McCaughey’s low-risk directive follows years of missteps on risky U.S. subprime mortgages, structured debt and Enron Corp. CIBC had more than C$10.7 billion of pretax writedowns between 2007 and 2009, more than any other bank in the country during the financial crisis. Before then, the bank agreed to pay Enron shareholders $2.4 billion to settle claims from a class-action lawsuit tied to the failed energy trader. The Enron settlement was announced Aug. 2, 2005, the day after McCaughey took over as CEO from John Hunkin, who retired.
McCaughey stepped up efforts to lower risks after taking writedowns during the financial crisis, selling most of CIBC’s New York-based investment bank, exiting businesses such as European leveraged finance and scaling back on debt securities.
“From the first day he took the job, a key mandate for Gerry has been to reduce the risk profile of CIBC,” Sumit Malhotra, an analyst at Macquarie Capital Markets in Toronto, said in an April 24 interview. “It took a little while, but from a financial perspective I think CIBC has become the new bank of no surprises.”
The risk-adjusted return, which isn’t annualized, is calculated by dividing total return by volatility, or the degree of daily price variation, giving a measure of income per unit of risk. A higher volatility means the price of an asset can swing dramatically in a short period, increasing the potential for unexpected losses.
“CIBC is basically a very simplified bank,” David Atkins, a portfolio manager at Cardinal Capital in Winnipeg, Manitoba, who manages C$1.7 billion including Canadian bank stocks, said in an April 22 interview. “They’ve probably set out and accomplished what they wanted to do.”
CIBC has returned 12.7 percent in the past 12 months with price swings, the best among Canada’s largest six lenders, according to the data. In comparison, Bank of Montreal had a 12.6 percent return, Royal Bank returned 10.8 percent, Scotiabank 9.3 percent and National Bank 2.5 percent. Toronto-Dominion returned 2.2 percent in the period.
The stock closed yesterday little changed at C$78.91 for a market value of C$31.6 billion. CIBC advanced 7.4 percent in the 12 months through yesterday, the best performing stock along with Bank of Montreal in the eight-company Standard & Poor’s/TSX Commercial Banks Index.
“If you look at CIBC now, their dividend growth potential is very good, their earnings growth is steady,” Atkins said. “I’m not expecting them to really shoot the lights out, but if you can get 8, 10 percent earnings growth and you’re still getting 10 percent dividend growth, that’s going to be a very good investment over the long term.”
Canadian lenders have been ranked the world’s soundest for the past five years by the Geneva-based World Economic Forum.
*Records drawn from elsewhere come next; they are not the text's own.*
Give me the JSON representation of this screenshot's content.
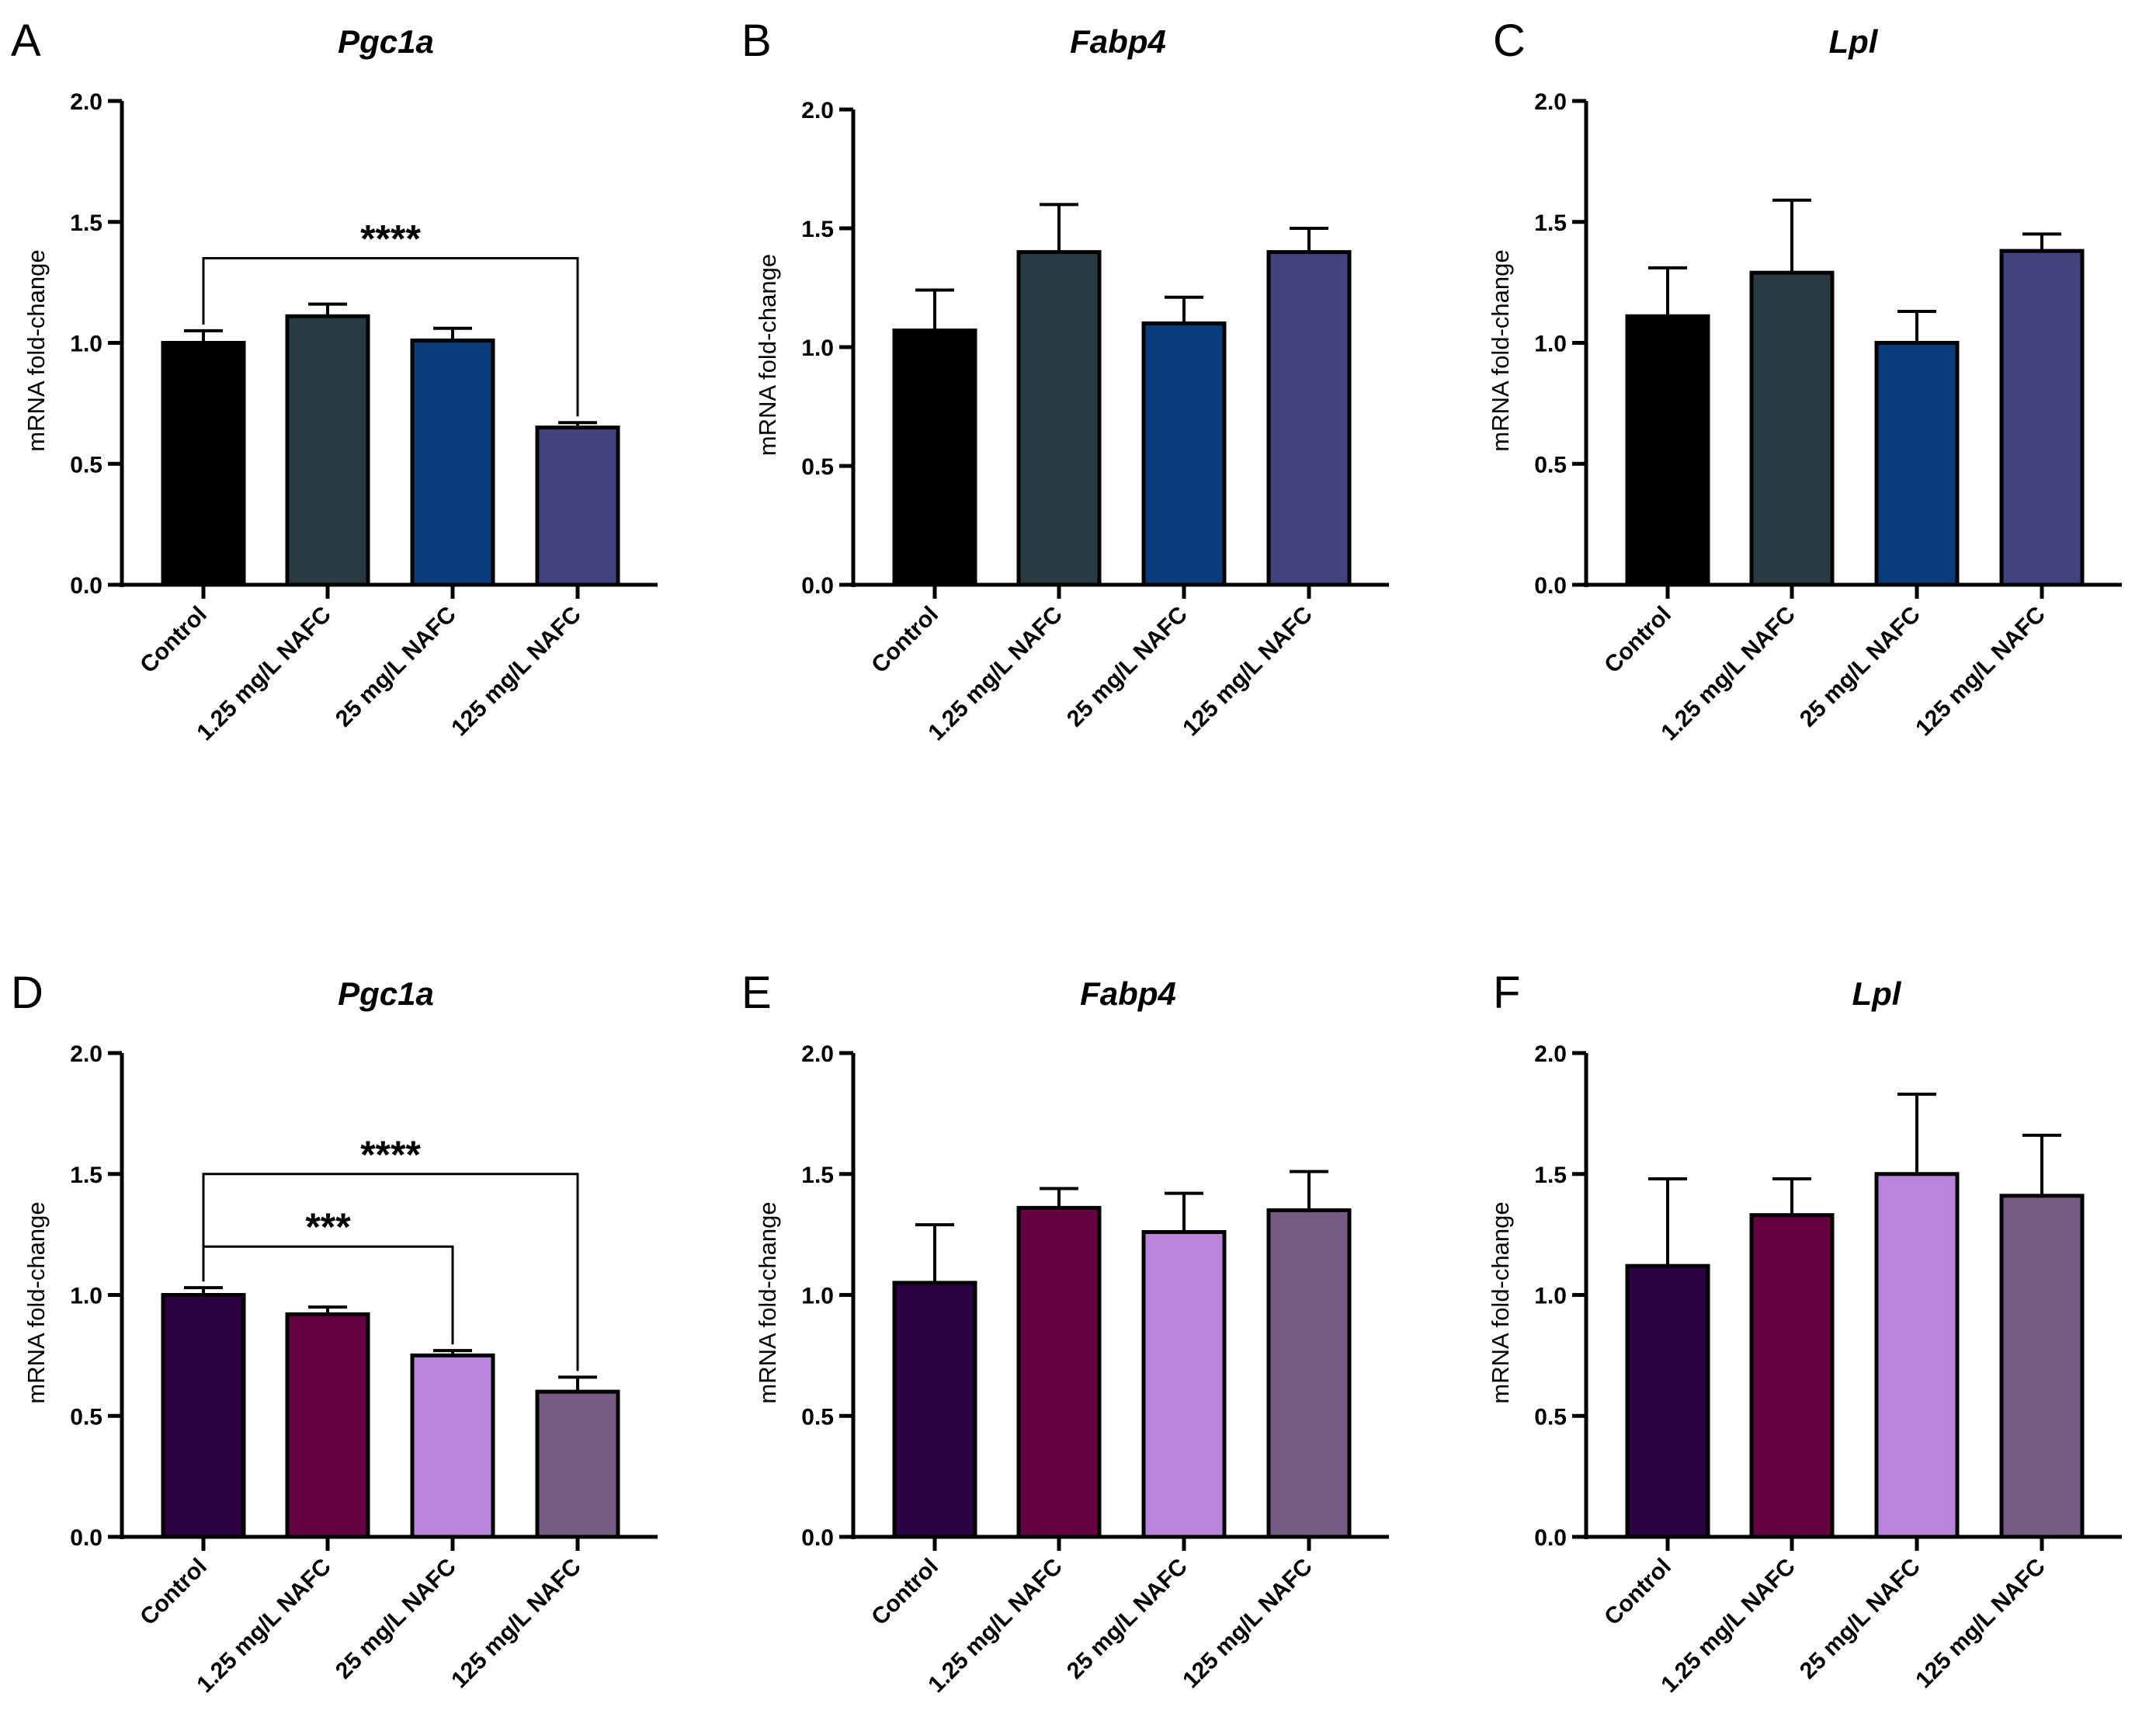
{
  "figure": {
    "categories": [
      "Control",
      "1.25 mg/L NAFC",
      "25 mg/L NAFC",
      "125 mg/L NAFC"
    ]
  },
  "chart_data": [
    {
      "panel": "A",
      "type": "bar",
      "title": "Pgc1a",
      "ylabel": "mRNA fold-change",
      "ylim": [
        0,
        2.0
      ],
      "yticks": [
        "0.0",
        "0.5",
        "1.0",
        "1.5",
        "2.0"
      ],
      "categories": [
        "Control",
        "1.25 mg/L NAFC",
        "25 mg/L NAFC",
        "125 mg/L NAFC"
      ],
      "values": [
        1.0,
        1.11,
        1.01,
        0.65
      ],
      "errors": [
        0.05,
        0.05,
        0.05,
        0.02
      ],
      "colors": [
        "#000000",
        "#283a42",
        "#0a3c7a",
        "#42437e"
      ],
      "significance": [
        {
          "from": 0,
          "to": 3,
          "label": "****",
          "level": 1.35
        }
      ]
    },
    {
      "panel": "B",
      "type": "bar",
      "title": "Fabp4",
      "ylabel": "mRNA fold-change",
      "ylim": [
        0,
        2.0
      ],
      "yticks": [
        "0.0",
        "0.5",
        "1.0",
        "1.5",
        "2.0"
      ],
      "categories": [
        "Control",
        "1.25 mg/L NAFC",
        "25 mg/L NAFC",
        "125 mg/L NAFC"
      ],
      "values": [
        1.07,
        1.4,
        1.1,
        1.4
      ],
      "errors": [
        0.17,
        0.2,
        0.11,
        0.1
      ],
      "colors": [
        "#000000",
        "#283a42",
        "#0a3c7a",
        "#42437e"
      ],
      "significance": []
    },
    {
      "panel": "C",
      "type": "bar",
      "title": "Lpl",
      "ylabel": "mRNA fold-change",
      "ylim": [
        0,
        2.0
      ],
      "yticks": [
        "0.0",
        "0.5",
        "1.0",
        "1.5",
        "2.0"
      ],
      "categories": [
        "Control",
        "1.25 mg/L NAFC",
        "25 mg/L NAFC",
        "125 mg/L NAFC"
      ],
      "values": [
        1.11,
        1.29,
        1.0,
        1.38
      ],
      "errors": [
        0.2,
        0.3,
        0.13,
        0.07
      ],
      "colors": [
        "#000000",
        "#283a42",
        "#0a3c7a",
        "#42437e"
      ],
      "significance": []
    },
    {
      "panel": "D",
      "type": "bar",
      "title": "Pgc1a",
      "ylabel": "mRNA fold-change",
      "ylim": [
        0,
        2.0
      ],
      "yticks": [
        "0.0",
        "0.5",
        "1.0",
        "1.5",
        "2.0"
      ],
      "categories": [
        "Control",
        "1.25 mg/L NAFC",
        "25 mg/L NAFC",
        "125 mg/L NAFC"
      ],
      "values": [
        1.0,
        0.92,
        0.75,
        0.6
      ],
      "errors": [
        0.03,
        0.03,
        0.02,
        0.06
      ],
      "colors": [
        "#2b0140",
        "#660042",
        "#b985db",
        "#775b84"
      ],
      "significance": [
        {
          "from": 0,
          "to": 3,
          "label": "****",
          "level": 1.5
        },
        {
          "from": 0,
          "to": 2,
          "label": "***",
          "level": 1.2
        }
      ]
    },
    {
      "panel": "E",
      "type": "bar",
      "title": "Fabp4",
      "ylabel": "mRNA fold-change",
      "ylim": [
        0,
        2.0
      ],
      "yticks": [
        "0.0",
        "0.5",
        "1.0",
        "1.5",
        "2.0"
      ],
      "categories": [
        "Control",
        "1.25 mg/L NAFC",
        "25 mg/L NAFC",
        "125 mg/L NAFC"
      ],
      "values": [
        1.05,
        1.36,
        1.26,
        1.35
      ],
      "errors": [
        0.24,
        0.08,
        0.16,
        0.16
      ],
      "colors": [
        "#2b0140",
        "#660042",
        "#b985db",
        "#775b84"
      ],
      "significance": []
    },
    {
      "panel": "F",
      "type": "bar",
      "title": "Lpl",
      "ylabel": "mRNA fold-change",
      "ylim": [
        0,
        2.0
      ],
      "yticks": [
        "0.0",
        "0.5",
        "1.0",
        "1.5",
        "2.0"
      ],
      "categories": [
        "Control",
        "1.25 mg/L NAFC",
        "25 mg/L NAFC",
        "125 mg/L NAFC"
      ],
      "values": [
        1.12,
        1.33,
        1.5,
        1.41
      ],
      "errors": [
        0.36,
        0.15,
        0.33,
        0.25
      ],
      "colors": [
        "#2b0140",
        "#660042",
        "#b985db",
        "#775b84"
      ],
      "significance": []
    }
  ]
}
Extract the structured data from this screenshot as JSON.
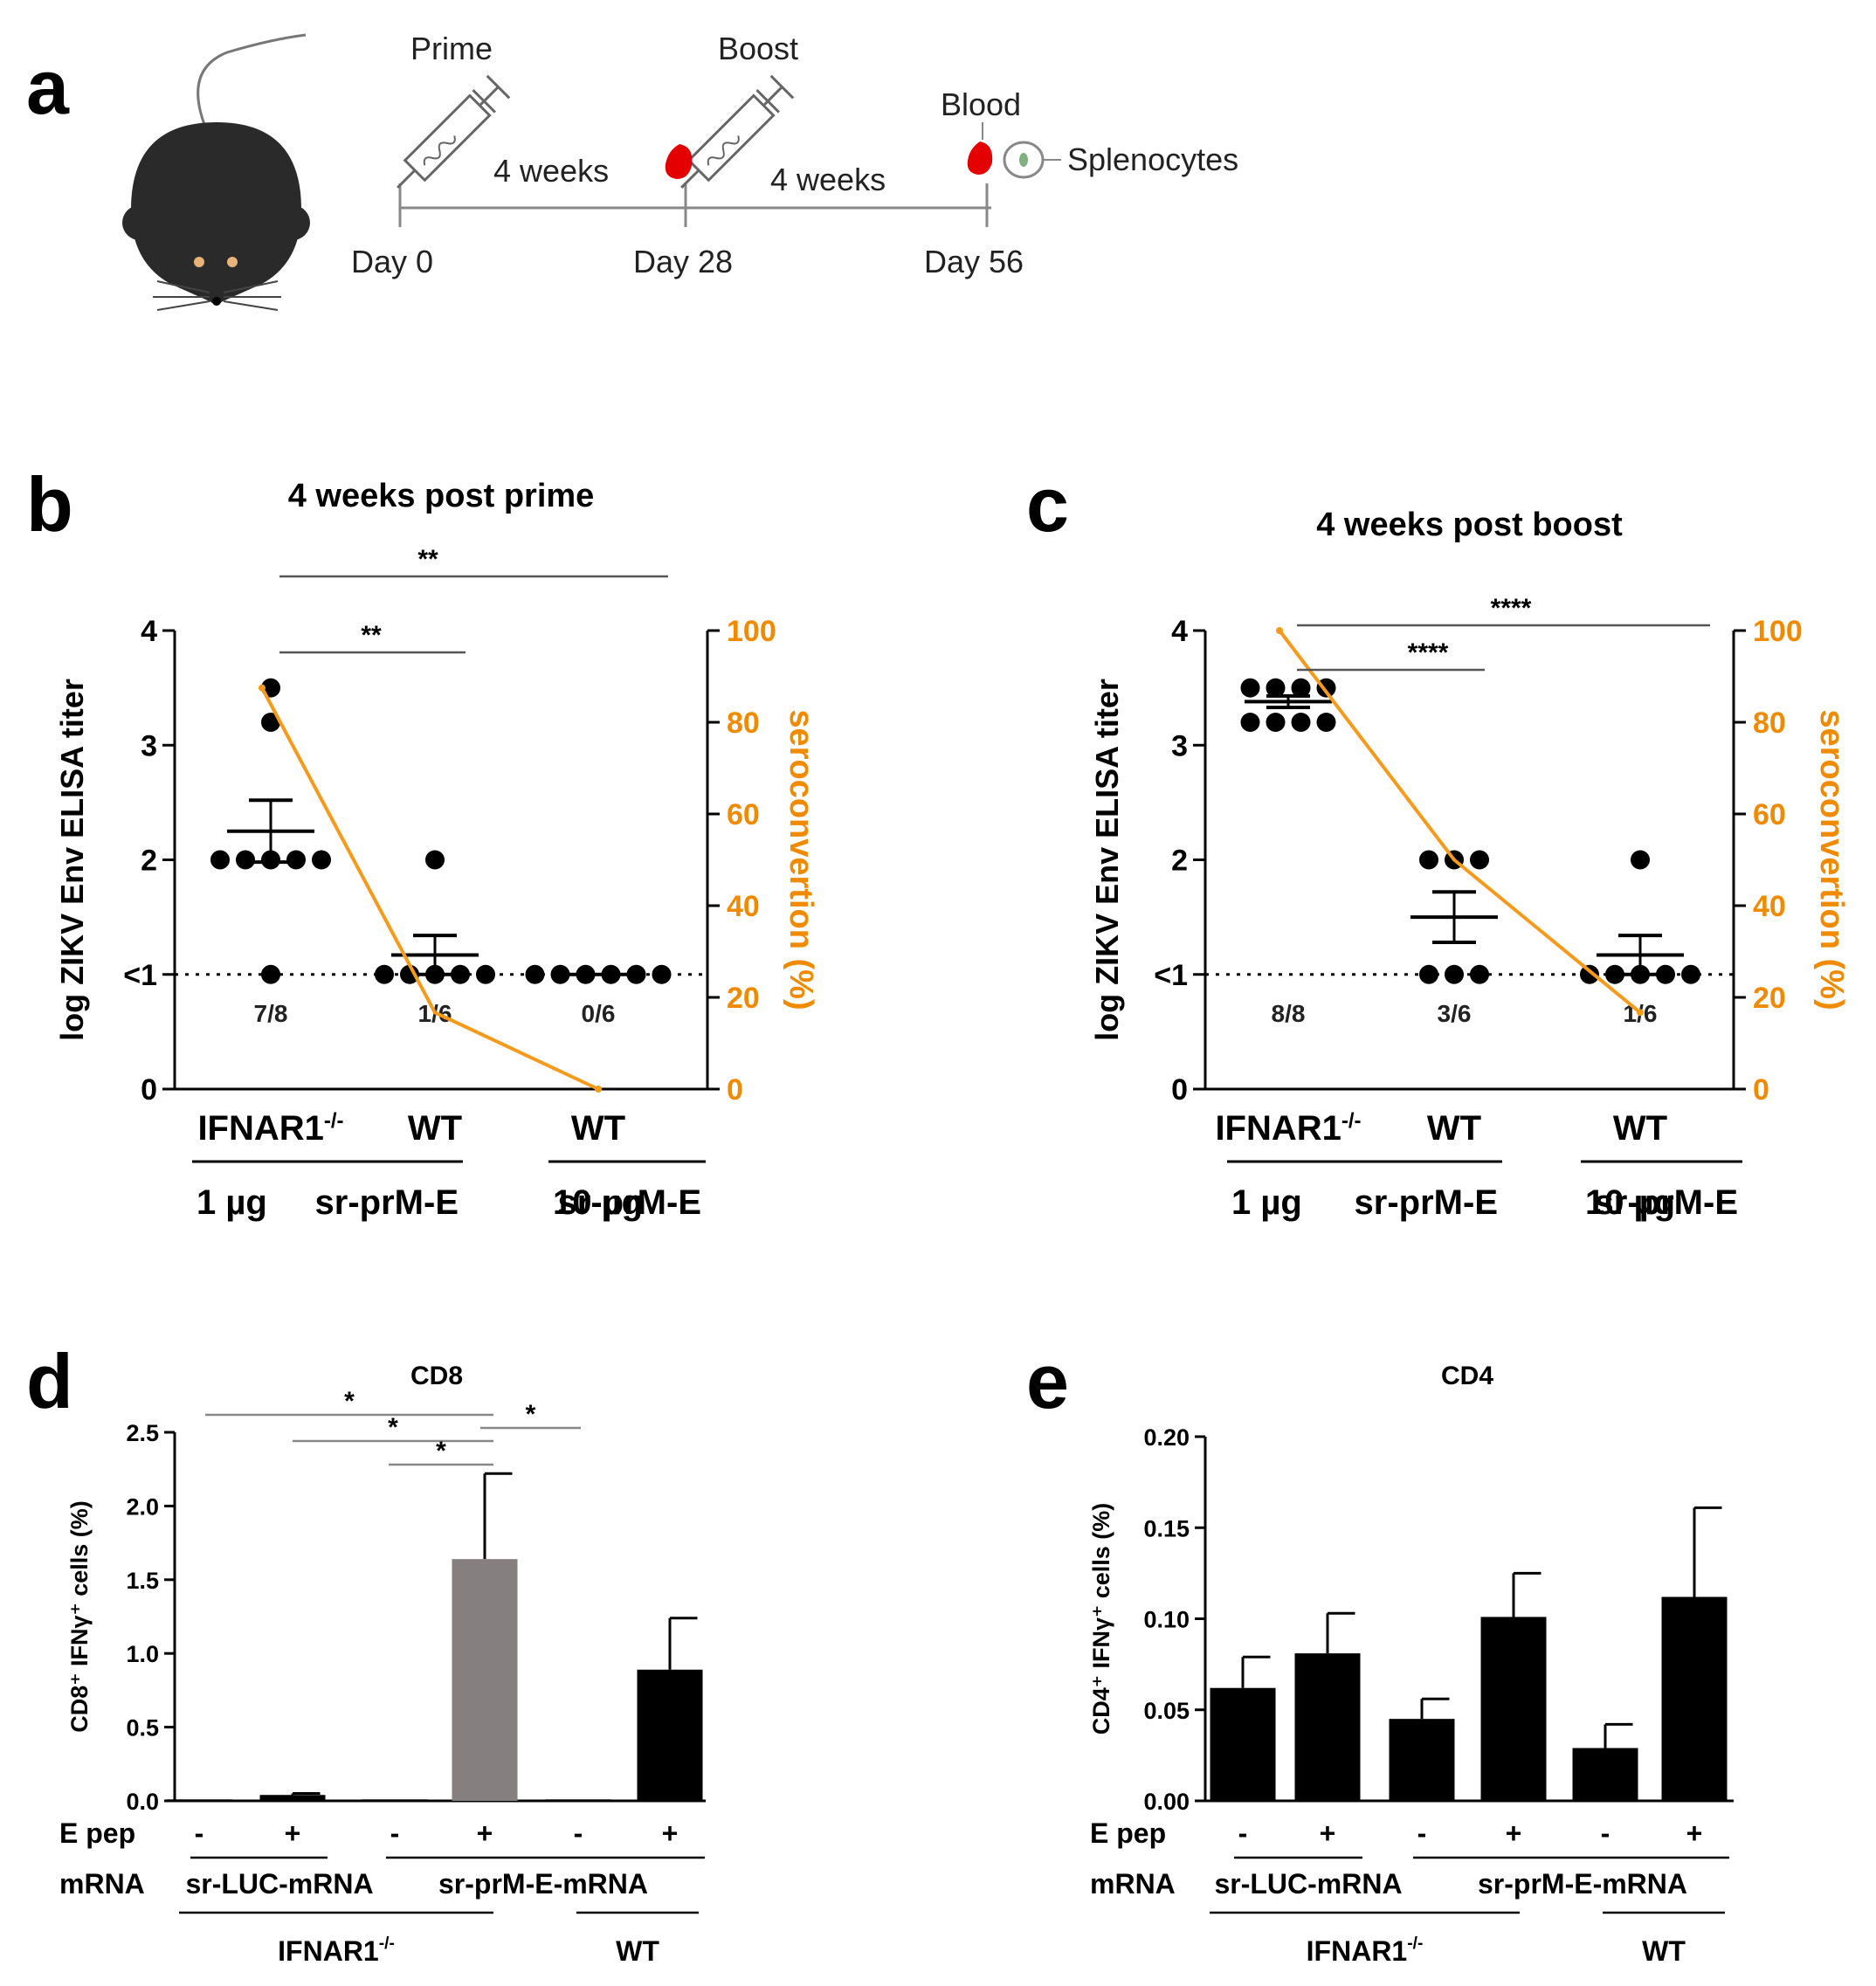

The banks index during the five-year period outperformed Canada’s benchmark S&P/TSX Composite Index, which has been almost unchanged in that span when accounting for volatility.
Canada’s commercial banks index returned 1.9 percent on a risk-adjusted basis for the five years, compared with the 0.5 percent decline of the KBW Bank Index of 24 U.S. lenders.
The Chicago Board Options Exchange Volatility Index, which reflects an estimate of future volatility of the S&P 500 Index, dropped to 13.62 yesterday from a November 2008 peak of 80.86.
McCaughey’s push for lower risk may come at a cost to investors, according to National Bank’s Routledge.
“Over periods longer than a year, lower risk can translate into slower growth and ultimately weaker shareholder returns,” Routledge said. “Fortune favors the bold.”